The next man in line moved up. "What's the closest city you got to Buffalo, sir?"
On the other hand, helping Sheba escape was getting my own back, so to speak, against the girls and Miss Veda. They thought their Sheba was so happy and devoted! And I would be like a hero -- liberating her from her chains! So what if we were chased by dogs? No child of my generation could have been wholly insensible to the glamour of being hunted by bloodhounds, preferably across floes of ice, but even the Penn Railroad terminal might do in a pinch.

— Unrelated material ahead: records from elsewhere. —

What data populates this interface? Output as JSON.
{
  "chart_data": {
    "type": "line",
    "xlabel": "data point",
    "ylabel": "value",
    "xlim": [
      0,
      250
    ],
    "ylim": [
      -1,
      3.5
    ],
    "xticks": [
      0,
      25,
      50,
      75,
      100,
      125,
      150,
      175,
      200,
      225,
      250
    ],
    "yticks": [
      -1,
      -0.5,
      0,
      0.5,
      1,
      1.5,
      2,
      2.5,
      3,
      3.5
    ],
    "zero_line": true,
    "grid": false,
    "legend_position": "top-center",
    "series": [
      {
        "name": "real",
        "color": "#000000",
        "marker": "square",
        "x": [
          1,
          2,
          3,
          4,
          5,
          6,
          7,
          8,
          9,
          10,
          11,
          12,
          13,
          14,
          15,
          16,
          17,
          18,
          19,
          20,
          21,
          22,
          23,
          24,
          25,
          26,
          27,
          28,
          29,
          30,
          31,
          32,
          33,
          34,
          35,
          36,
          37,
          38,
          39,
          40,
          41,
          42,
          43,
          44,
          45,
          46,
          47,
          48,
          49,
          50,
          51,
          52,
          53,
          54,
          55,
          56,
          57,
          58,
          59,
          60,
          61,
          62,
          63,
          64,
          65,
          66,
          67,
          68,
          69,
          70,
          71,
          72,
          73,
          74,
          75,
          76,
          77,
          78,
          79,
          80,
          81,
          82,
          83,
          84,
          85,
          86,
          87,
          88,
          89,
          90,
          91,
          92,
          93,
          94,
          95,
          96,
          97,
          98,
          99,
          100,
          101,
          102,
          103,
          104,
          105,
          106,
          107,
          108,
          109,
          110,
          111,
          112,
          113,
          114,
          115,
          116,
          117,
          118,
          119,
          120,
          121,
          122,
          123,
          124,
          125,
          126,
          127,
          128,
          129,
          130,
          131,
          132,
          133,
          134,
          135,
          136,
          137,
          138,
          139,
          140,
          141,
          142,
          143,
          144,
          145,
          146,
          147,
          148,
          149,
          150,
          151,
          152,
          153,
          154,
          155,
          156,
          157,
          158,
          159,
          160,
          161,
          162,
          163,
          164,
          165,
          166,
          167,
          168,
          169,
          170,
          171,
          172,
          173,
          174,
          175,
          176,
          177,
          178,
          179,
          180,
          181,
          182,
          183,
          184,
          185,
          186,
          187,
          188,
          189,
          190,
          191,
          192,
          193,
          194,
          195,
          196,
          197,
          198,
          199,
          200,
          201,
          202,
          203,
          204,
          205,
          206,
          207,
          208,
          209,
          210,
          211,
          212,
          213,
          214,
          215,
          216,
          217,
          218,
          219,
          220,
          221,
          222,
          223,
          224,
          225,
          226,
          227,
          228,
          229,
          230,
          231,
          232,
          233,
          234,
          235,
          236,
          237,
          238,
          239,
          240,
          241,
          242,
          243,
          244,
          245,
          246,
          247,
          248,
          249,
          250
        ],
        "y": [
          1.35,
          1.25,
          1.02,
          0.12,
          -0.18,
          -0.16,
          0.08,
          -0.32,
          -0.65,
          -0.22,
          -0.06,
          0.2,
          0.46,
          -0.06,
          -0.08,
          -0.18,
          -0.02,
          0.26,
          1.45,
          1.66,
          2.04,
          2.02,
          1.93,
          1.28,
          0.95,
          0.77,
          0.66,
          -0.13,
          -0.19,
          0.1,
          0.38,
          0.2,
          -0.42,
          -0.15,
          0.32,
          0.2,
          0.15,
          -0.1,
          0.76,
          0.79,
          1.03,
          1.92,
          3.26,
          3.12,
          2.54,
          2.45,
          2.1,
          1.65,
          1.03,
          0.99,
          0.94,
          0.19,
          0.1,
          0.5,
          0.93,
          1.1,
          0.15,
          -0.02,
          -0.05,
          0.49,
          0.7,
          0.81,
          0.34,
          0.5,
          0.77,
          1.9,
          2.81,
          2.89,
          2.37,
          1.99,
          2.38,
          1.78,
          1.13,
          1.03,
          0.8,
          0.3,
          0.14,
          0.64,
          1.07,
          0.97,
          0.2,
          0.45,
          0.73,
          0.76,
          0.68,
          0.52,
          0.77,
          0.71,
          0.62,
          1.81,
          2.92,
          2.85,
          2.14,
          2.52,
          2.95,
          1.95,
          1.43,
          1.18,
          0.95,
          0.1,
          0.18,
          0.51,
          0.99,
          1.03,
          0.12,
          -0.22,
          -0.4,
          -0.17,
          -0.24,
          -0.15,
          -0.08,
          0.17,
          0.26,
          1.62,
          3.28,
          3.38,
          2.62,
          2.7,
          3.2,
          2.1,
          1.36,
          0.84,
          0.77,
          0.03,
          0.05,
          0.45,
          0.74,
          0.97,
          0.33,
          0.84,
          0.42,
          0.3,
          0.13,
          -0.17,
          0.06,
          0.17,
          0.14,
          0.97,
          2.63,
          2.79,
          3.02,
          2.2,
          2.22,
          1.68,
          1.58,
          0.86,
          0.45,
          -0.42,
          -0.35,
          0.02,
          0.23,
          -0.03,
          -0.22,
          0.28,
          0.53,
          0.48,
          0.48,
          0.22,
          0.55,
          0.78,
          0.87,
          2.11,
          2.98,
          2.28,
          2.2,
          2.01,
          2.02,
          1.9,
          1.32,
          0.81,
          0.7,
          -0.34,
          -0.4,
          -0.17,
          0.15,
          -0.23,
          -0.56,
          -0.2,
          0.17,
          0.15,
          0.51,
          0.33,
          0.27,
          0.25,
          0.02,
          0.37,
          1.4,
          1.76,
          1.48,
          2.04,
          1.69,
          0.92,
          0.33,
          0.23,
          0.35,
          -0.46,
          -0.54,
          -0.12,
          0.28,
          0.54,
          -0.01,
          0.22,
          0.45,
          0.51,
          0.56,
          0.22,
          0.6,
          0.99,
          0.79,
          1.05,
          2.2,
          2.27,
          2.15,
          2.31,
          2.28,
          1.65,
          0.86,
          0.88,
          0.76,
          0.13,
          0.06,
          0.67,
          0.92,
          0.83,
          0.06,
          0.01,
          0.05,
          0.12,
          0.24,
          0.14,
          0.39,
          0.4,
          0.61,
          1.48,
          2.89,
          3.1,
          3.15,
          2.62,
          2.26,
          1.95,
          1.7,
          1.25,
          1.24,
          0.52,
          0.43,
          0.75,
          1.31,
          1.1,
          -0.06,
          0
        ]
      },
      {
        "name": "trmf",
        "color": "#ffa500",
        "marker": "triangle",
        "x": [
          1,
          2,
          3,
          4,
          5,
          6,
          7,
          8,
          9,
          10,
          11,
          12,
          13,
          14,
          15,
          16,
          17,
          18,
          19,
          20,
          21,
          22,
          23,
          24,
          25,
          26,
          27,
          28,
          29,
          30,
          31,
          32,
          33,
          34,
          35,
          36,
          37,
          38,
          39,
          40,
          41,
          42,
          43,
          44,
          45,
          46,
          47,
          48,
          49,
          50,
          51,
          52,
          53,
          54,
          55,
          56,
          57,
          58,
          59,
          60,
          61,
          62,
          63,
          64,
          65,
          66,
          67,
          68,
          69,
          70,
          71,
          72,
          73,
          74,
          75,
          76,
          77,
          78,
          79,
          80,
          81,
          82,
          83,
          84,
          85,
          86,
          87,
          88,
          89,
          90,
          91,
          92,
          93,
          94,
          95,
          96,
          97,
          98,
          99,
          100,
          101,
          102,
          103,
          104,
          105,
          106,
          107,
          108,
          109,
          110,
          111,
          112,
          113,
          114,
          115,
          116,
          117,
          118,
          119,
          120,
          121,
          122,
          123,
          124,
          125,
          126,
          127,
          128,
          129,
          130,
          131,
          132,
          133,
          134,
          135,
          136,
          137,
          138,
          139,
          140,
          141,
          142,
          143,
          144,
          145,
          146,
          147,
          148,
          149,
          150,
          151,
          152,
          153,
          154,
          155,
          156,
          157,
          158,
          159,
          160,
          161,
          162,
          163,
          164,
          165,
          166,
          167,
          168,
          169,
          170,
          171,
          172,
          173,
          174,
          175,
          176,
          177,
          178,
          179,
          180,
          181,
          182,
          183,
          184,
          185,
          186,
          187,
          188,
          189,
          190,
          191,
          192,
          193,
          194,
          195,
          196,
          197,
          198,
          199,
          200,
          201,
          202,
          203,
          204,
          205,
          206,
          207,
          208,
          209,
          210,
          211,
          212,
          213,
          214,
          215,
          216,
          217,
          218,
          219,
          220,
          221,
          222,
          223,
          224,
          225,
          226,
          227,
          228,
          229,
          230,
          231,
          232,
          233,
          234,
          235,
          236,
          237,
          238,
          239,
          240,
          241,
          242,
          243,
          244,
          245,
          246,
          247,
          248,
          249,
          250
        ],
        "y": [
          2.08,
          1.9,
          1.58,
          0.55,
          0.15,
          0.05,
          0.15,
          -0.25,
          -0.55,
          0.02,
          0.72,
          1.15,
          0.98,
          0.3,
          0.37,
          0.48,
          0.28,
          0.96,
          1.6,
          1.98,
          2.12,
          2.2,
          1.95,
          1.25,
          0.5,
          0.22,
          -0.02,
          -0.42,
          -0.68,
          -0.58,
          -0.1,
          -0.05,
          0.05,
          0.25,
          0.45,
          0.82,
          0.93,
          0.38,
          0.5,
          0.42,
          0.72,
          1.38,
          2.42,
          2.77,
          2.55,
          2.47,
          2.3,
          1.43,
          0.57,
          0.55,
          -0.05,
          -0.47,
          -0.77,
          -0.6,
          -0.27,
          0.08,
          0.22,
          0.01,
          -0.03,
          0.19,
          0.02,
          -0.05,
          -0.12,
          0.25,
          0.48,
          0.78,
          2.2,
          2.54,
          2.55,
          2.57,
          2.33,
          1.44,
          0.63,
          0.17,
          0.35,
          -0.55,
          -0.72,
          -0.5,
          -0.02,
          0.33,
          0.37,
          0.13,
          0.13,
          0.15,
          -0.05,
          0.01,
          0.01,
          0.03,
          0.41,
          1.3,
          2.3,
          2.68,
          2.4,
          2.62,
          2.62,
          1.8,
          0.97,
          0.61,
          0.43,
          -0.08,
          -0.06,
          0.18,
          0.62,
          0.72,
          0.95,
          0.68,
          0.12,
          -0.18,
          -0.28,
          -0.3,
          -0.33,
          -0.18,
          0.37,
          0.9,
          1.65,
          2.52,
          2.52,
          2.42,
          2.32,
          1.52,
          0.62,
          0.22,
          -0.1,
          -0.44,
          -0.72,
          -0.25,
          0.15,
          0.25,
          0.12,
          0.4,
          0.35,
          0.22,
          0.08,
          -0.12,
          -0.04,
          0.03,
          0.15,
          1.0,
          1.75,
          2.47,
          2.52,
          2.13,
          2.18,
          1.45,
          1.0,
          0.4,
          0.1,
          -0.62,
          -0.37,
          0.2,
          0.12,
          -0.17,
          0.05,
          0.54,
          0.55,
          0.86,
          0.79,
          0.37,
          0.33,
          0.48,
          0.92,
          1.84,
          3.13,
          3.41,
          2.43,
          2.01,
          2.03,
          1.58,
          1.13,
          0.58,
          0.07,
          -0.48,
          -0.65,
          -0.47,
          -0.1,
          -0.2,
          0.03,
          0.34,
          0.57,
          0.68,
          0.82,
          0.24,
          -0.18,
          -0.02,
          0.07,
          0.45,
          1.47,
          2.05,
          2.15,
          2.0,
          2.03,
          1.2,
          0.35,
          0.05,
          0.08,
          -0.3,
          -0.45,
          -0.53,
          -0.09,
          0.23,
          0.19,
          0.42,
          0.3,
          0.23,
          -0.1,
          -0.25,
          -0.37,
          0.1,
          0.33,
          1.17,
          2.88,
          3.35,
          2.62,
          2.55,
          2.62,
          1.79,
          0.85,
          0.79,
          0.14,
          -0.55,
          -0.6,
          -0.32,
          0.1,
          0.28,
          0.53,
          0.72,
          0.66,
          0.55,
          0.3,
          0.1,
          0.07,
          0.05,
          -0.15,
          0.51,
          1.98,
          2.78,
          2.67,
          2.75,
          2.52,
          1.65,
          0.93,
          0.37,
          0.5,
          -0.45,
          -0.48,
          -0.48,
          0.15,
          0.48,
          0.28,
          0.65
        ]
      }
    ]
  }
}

Waking up the next morning on the train, Thetis realizes what she has done:
All the years of riding trains with Pa, I had been used to getting off the train for food, coffee and certain necessities. If I was thirsty between stations I drank water from the tank in the car. But I had never seen a Negro in a station dining room or hotel restaurant, and I did not want to be the first person to ever bring one in there. I knew for sure that Sheba would not be able to use the station washrooms or facilities. And if she drank from that cup alongside the water tank no one else in the car would use it, and they might even complain to the train conductor. And he could throw us off, no apologies.
I looked over at her, perspiring a little in the already airless car.
"You're going to have to listen to me from now on,"I said, "Do as I tell you and if you don't I'm going to put you off the train at the next station and leave you there, forever."
Sheba shuttered her eyes and lifted her chin.
"Uppity," she muttered. "Can't we eat?"
"They'll let us off for breakfast in Altoona. You're going to listen to me, right?"
She rolled her eyes, exactly as she had last night, and looked out the window beyond me.